Jakarta, DKPP – Dewan Kehormatan Penyelenggara Pemilu (DKPP) tak perlu ditakuti. Kita maunya dicintai. Namun ternyata, banyak sekali aduan pelanggaran kode etik Pemilu yang dilakukan oleh penyelenggara Pemilu. Selama setahun ini, DKPP sudah menangani 70 perkara. Aduan tersebut sebagian besar kondisinya dalam keadaan gawat.
Demikian disampaikan oleh Ketua Dewan Kehormatan Penyelenggara Pemilu (DKPP) Prof Dr Jimly Asshiddiqie SH saat menjadi narasumber dalam acara Orientasi Tugas Anggota KPU Provinsi Gelombang I Tahun 2013 di Hotel Borobudur, Jalan Lapangan Banteng Selatan Jakarta Pusat, Jumat ( 24/05). “Ada (lembaga penyelenggara Pemilu, red) yang berpihak. Rata-rata yang diterima DKPP itu adalah soal independensi dan netralitas,” jelas pria berkaca mata itu.
Dia menerangkan, dalam memutuskan perkara DKPP akan menoleransi anggota lembaga penyelenggara Pemilu yang masih kurang profesional. Asalkan, kata dia, jujur dan ada argumennya. “Tapi kalau soal independensi, tidak ada ampun. Salah itu bukan jahat.
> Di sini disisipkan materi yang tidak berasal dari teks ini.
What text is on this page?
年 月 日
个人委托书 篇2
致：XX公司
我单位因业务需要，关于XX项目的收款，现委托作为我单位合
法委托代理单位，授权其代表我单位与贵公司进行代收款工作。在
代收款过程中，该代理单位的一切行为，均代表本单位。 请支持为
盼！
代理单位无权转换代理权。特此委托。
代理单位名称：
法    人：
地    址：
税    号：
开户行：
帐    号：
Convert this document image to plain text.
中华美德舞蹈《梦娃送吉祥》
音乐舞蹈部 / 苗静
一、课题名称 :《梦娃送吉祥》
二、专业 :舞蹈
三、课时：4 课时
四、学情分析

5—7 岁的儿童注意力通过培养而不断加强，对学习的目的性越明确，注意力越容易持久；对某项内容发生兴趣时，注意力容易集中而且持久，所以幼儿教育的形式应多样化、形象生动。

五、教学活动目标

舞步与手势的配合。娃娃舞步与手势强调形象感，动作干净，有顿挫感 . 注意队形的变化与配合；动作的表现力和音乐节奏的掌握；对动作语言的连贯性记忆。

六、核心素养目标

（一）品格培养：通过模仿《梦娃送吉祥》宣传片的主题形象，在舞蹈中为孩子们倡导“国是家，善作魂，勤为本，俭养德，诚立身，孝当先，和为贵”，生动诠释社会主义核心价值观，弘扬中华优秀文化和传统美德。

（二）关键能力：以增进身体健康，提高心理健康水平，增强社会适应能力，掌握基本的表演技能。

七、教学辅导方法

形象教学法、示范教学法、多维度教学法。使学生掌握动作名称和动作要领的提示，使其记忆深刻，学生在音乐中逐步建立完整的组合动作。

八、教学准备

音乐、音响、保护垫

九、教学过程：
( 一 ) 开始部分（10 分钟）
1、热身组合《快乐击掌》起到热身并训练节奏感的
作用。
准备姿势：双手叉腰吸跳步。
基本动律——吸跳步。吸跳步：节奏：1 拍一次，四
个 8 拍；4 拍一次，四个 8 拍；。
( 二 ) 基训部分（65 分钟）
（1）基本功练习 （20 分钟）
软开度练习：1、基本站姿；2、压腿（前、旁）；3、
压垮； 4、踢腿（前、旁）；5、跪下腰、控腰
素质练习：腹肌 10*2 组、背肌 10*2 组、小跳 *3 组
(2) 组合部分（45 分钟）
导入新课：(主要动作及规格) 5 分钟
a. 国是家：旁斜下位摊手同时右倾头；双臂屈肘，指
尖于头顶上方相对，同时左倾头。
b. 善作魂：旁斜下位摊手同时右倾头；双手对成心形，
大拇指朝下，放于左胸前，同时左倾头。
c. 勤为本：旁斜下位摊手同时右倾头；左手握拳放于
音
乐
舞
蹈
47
Yang tidak boleh itu jahat,” jelas dosen Hukum Tata Negara Universitas Indonesia itu.
Jimly menerangkan, DKPP dibentuk agar penyelenggara Pemilu ini berintegritas dari sudut pandang etika. DKPP merupakan tempat pengadilan etika anggota KPU, KPU daerah dan anggota Bawaslu, Panwaslu. “Diadili bila lembaga-lembaga penyelenggara Pemilu ini melanggar etika,” ujar mantan ketua Mahkamah Konstitusi tersebut.
Jimly meminta agar semua lembaga penyelenggara Pemilu independen, dan kelihatan independen atau tidak memihak. “We must be imparsial and look imparsial. Jangan kita lakukan apapun yang bisa menimbulkan kecurigaan bahwa kita tidak imparsial,” tegas dia.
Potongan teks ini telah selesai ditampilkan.